I worked on the problem recently which showed itself as rather low MySQL load (probably 5% CPU usage and close to zero IO) would spike to have hundreds instances of threads running at the same time, causing intense utilization spike and server very unresponsive for anywhere from half a minute to ten minutes until everything would go back to normal. What was interesting is Same query was taking large portion of slots in PROCESSLIST. I do not just mean query with same fingerprint but literally the same query with same constants.
What we observed was a cache miss storm – situation which can happen with memcache (as in this case) as well as with query cache. If you have the item which is expensive to generate but which has a lot of hits in the cache you can get into situation when many clients at once will have miss in the cache and will attempt to re-create the item pushing server to overload. Now because a lot of requests being proceed in parallel the response time for initial request may take a lot longer than if it is ran all by itself increasing the time it takes server to recover.
What do I mean by expensive query in this case ? This is the query which has too high ratio of requests to be served with 100% misses for portion of time. For example if I have 100 accesses for given cache objects per second and it takes 500ms to populate it, it still will be too expensive, because for these 500 ms it takes to populate the item 50 requests will be started (this is the average case, because of random arrivals the worse case is worse) which takes 25 seconds to deal with (assuming there is just one execution unit). Because we normally have multiple cores and multiple drives it can be less than that but it is enough to cause hiccup for a few seconds which is unacceptable for a lot of modern applications.
How can you deal with this problem ? You should carefully watch frequently accessed cache items as well as cache items which take long to generate in case of cache miss. To find first one for memcached you can use mk-query-digest to analyze which items are requested frequently, it can decode memcached wire traffic.

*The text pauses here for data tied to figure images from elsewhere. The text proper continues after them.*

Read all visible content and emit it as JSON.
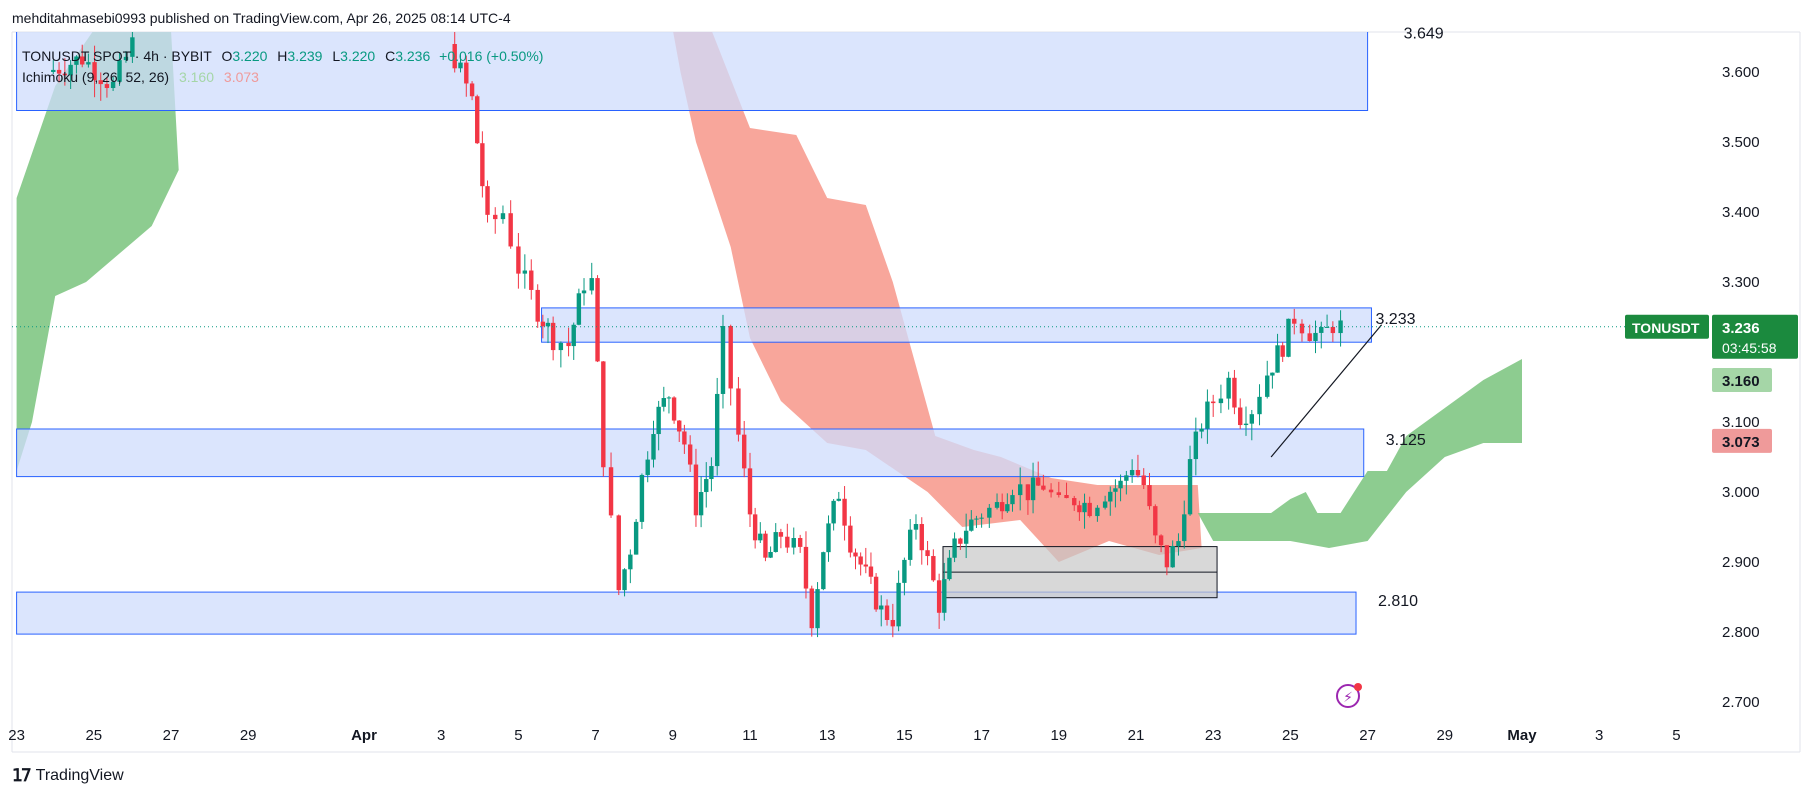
{
  "header": {
    "publish_line": "mehditahmasebi0993 published on TradingView.com, Apr 26, 2025 08:14 UTC-4"
  },
  "legend": {
    "symbol_line": "TONUSDT SPOT · 4h · BYBIT",
    "open_label": "O",
    "open": "3.220",
    "high_label": "H",
    "high": "3.239",
    "low_label": "L",
    "low": "3.220",
    "close_label": "C",
    "close": "3.236",
    "change": "+0.016 (+0.50%)",
    "indicator": "Ichimoku (9, 26, 52, 26)",
    "tenkan_value": "3.160",
    "kijun_value": "3.073"
  },
  "footer": {
    "brand": "TradingView"
  },
  "colors": {
    "bull": "#089981",
    "bear": "#f23645",
    "cloud_bull": "#81c784",
    "cloud_bear": "#f7968a",
    "zone_fill": "#cfdcfc",
    "zone_border": "#2962ff",
    "badge_green": "#1b8a3e",
    "badge_tenkan": "#a5d6a7",
    "badge_kijun": "#ef9a9a"
  },
  "icons": {
    "bolt": "lightning-icon",
    "logo": "tradingview-logo-icon"
  },
  "chart_data": {
    "type": "candlestick",
    "symbol": "TONUSDT",
    "timeframe": "4h",
    "ylim": [
      2.64,
      3.66
    ],
    "y_ticks": [
      "3.600",
      "3.500",
      "3.400",
      "3.300",
      "3.100",
      "3.000",
      "2.900",
      "2.800",
      "2.700"
    ],
    "x_ticks": [
      {
        "label": "23",
        "day": -9
      },
      {
        "label": "25",
        "day": -7
      },
      {
        "label": "27",
        "day": -5
      },
      {
        "label": "29",
        "day": -3
      },
      {
        "label": "Apr",
        "day": 0
      },
      {
        "label": "3",
        "day": 2
      },
      {
        "label": "5",
        "day": 4
      },
      {
        "label": "7",
        "day": 6
      },
      {
        "label": "9",
        "day": 8
      },
      {
        "label": "11",
        "day": 10
      },
      {
        "label": "13",
        "day": 12
      },
      {
        "label": "15",
        "day": 14
      },
      {
        "label": "17",
        "day": 16
      },
      {
        "label": "19",
        "day": 18
      },
      {
        "label": "21",
        "day": 20
      },
      {
        "label": "23",
        "day": 22
      },
      {
        "label": "25",
        "day": 24
      },
      {
        "label": "27",
        "day": 26
      },
      {
        "label": "29",
        "day": 28
      },
      {
        "label": "May",
        "day": 30
      },
      {
        "label": "3",
        "day": 32
      },
      {
        "label": "5",
        "day": 34
      }
    ],
    "candle_path": [
      [
        -8.2,
        3.6
      ],
      [
        -7.3,
        3.62
      ],
      [
        -6.5,
        3.58
      ],
      [
        -6.0,
        3.64
      ],
      [
        2.2,
        3.64
      ],
      [
        2.8,
        3.56
      ],
      [
        3.2,
        3.38
      ],
      [
        3.6,
        3.4
      ],
      [
        4.0,
        3.32
      ],
      [
        4.5,
        3.26
      ],
      [
        4.9,
        3.22
      ],
      [
        5.3,
        3.21
      ],
      [
        5.7,
        3.3
      ],
      [
        5.9,
        3.3
      ],
      [
        6.2,
        3.05
      ],
      [
        6.6,
        2.86
      ],
      [
        6.9,
        2.92
      ],
      [
        7.2,
        3.02
      ],
      [
        7.5,
        3.1
      ],
      [
        7.9,
        3.14
      ],
      [
        8.3,
        3.07
      ],
      [
        8.6,
        2.98
      ],
      [
        9.0,
        3.04
      ],
      [
        9.3,
        3.22
      ],
      [
        9.7,
        3.08
      ],
      [
        10.0,
        2.97
      ],
      [
        10.4,
        2.9
      ],
      [
        10.8,
        2.94
      ],
      [
        11.3,
        2.91
      ],
      [
        11.6,
        2.82
      ],
      [
        11.9,
        2.92
      ],
      [
        12.3,
        3.0
      ],
      [
        12.6,
        2.93
      ],
      [
        13.0,
        2.88
      ],
      [
        13.4,
        2.83
      ],
      [
        13.7,
        2.82
      ],
      [
        14.0,
        2.9
      ],
      [
        14.3,
        2.96
      ],
      [
        14.6,
        2.9
      ],
      [
        14.9,
        2.84
      ],
      [
        15.3,
        2.92
      ],
      [
        15.6,
        2.95
      ],
      [
        16.0,
        2.97
      ],
      [
        16.4,
        2.98
      ],
      [
        16.8,
        3.01
      ],
      [
        17.2,
        3.0
      ],
      [
        17.6,
        3.01
      ],
      [
        18.0,
        2.98
      ],
      [
        18.4,
        2.99
      ],
      [
        18.8,
        2.98
      ],
      [
        19.2,
        3.0
      ],
      [
        19.6,
        3.01
      ],
      [
        19.9,
        3.04
      ],
      [
        20.2,
        3.01
      ],
      [
        20.5,
        2.93
      ],
      [
        20.8,
        2.9
      ],
      [
        21.1,
        2.93
      ],
      [
        21.4,
        3.04
      ],
      [
        21.7,
        3.1
      ],
      [
        22.0,
        3.13
      ],
      [
        22.4,
        3.16
      ],
      [
        22.7,
        3.11
      ],
      [
        23.0,
        3.12
      ],
      [
        23.4,
        3.17
      ],
      [
        23.8,
        3.21
      ],
      [
        24.1,
        3.25
      ],
      [
        24.5,
        3.23
      ],
      [
        24.8,
        3.22
      ],
      [
        25.1,
        3.24
      ],
      [
        25.3,
        3.236
      ]
    ],
    "last_price": "3.236",
    "last_price_label": "TONUSDT",
    "countdown": "03:45:58",
    "tenkan": "3.160",
    "kijun": "3.073",
    "zones": [
      {
        "from_day": -9.0,
        "to_day": 26.0,
        "top": 3.665,
        "bottom": 3.545,
        "label": "3.649"
      },
      {
        "from_day": 4.6,
        "to_day": 26.1,
        "top": 3.263,
        "bottom": 3.214,
        "label": "3.233"
      },
      {
        "from_day": -9.0,
        "to_day": 25.9,
        "top": 3.09,
        "bottom": 3.022,
        "label": "3.125"
      },
      {
        "from_day": -9.0,
        "to_day": 25.7,
        "top": 2.857,
        "bottom": 2.797,
        "label": "2.810"
      }
    ],
    "gray_box": {
      "from_day": 15.0,
      "to_day": 22.1,
      "top": 2.922,
      "bottom": 2.849
    },
    "trendline": {
      "from": [
        23.5,
        3.05
      ],
      "to": [
        26.0,
        3.236
      ]
    },
    "cloud_bull_early": {
      "upper": [
        [
          -9.0,
          3.42
        ],
        [
          -8.0,
          3.58
        ],
        [
          -7.0,
          3.66
        ],
        [
          -5.0,
          3.66
        ],
        [
          -4.8,
          3.46
        ],
        [
          -5.5,
          3.38
        ],
        [
          -7.2,
          3.3
        ],
        [
          -8.0,
          3.28
        ],
        [
          -8.6,
          3.1
        ],
        [
          -9.0,
          3.03
        ]
      ],
      "note": "closed polygon"
    },
    "cloud_bear": [
      [
        8.0,
        3.66
      ],
      [
        9.0,
        3.66
      ],
      [
        10.0,
        3.52
      ],
      [
        11.2,
        3.51
      ],
      [
        12.0,
        3.42
      ],
      [
        13.0,
        3.41
      ],
      [
        13.7,
        3.3
      ],
      [
        14.2,
        3.2
      ],
      [
        14.8,
        3.08
      ],
      [
        15.8,
        3.06
      ],
      [
        16.5,
        3.05
      ],
      [
        17.8,
        3.02
      ],
      [
        19.0,
        3.01
      ],
      [
        20.3,
        3.01
      ],
      [
        21.6,
        3.01
      ],
      [
        21.7,
        2.92
      ],
      [
        20.6,
        2.91
      ],
      [
        19.3,
        2.93
      ],
      [
        18.0,
        2.9
      ],
      [
        17.0,
        2.96
      ],
      [
        15.5,
        2.95
      ],
      [
        14.6,
        3.0
      ],
      [
        13.0,
        3.06
      ],
      [
        12.0,
        3.07
      ],
      [
        10.8,
        3.13
      ],
      [
        10.0,
        3.22
      ],
      [
        9.5,
        3.35
      ],
      [
        8.6,
        3.5
      ],
      [
        8.2,
        3.6
      ]
    ],
    "cloud_bull_late": [
      [
        21.6,
        2.97
      ],
      [
        23.5,
        2.97
      ],
      [
        24.0,
        2.99
      ],
      [
        24.4,
        3.0
      ],
      [
        24.7,
        2.97
      ],
      [
        25.3,
        2.97
      ],
      [
        26.0,
        3.03
      ],
      [
        26.5,
        3.03
      ],
      [
        27.0,
        3.08
      ],
      [
        28.0,
        3.12
      ],
      [
        29.0,
        3.16
      ],
      [
        30.0,
        3.19
      ],
      [
        30.0,
        3.07
      ],
      [
        29.0,
        3.07
      ],
      [
        28.0,
        3.05
      ],
      [
        27.0,
        3.0
      ],
      [
        26.0,
        2.93
      ],
      [
        25.0,
        2.92
      ],
      [
        24.0,
        2.93
      ],
      [
        23.0,
        2.93
      ],
      [
        22.0,
        2.93
      ]
    ]
  }
}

For second you can have instrumentation in your applications or take a look at MySQL Slow queries – which is good enough if you populate each cache item with single query.
Optimize query if you can. This is a good thing to do in any case but it may not be the only part of best solution. You can get some query patterns getting slow over time as data size growths or execution plan changes, you can also have some items becoming hot unexpectedly due to changes to content interest or launch of new features.
Use Smarter Cache Especially with memcache it is you who decide how to populate the cache. There is number of techniques you can use to avoid this problem such as probabilistic invalidation, you can also put the special value in the cache to reflect it is being updated right now so you’re better wait rather than starting populating it. For MySQL Query Cache the solution should have been to make queries wait on first query started to complete. Unfortunately this have not been implemented so far.
Pre-Populate the cache In some cases you can’t change how caching works easily, especially if it is built in in the application however it may be easier enough to identify hot items
and pre-populate them before they expire. So if item expires in 15 minutes you can refresh it every 10 minutes and so you get basically no misses. This works best when there are few hot cache entries which cause the problem.
So if your server has seemingly random spikes of activities check this out – cache miss storm could be one of the possible causes.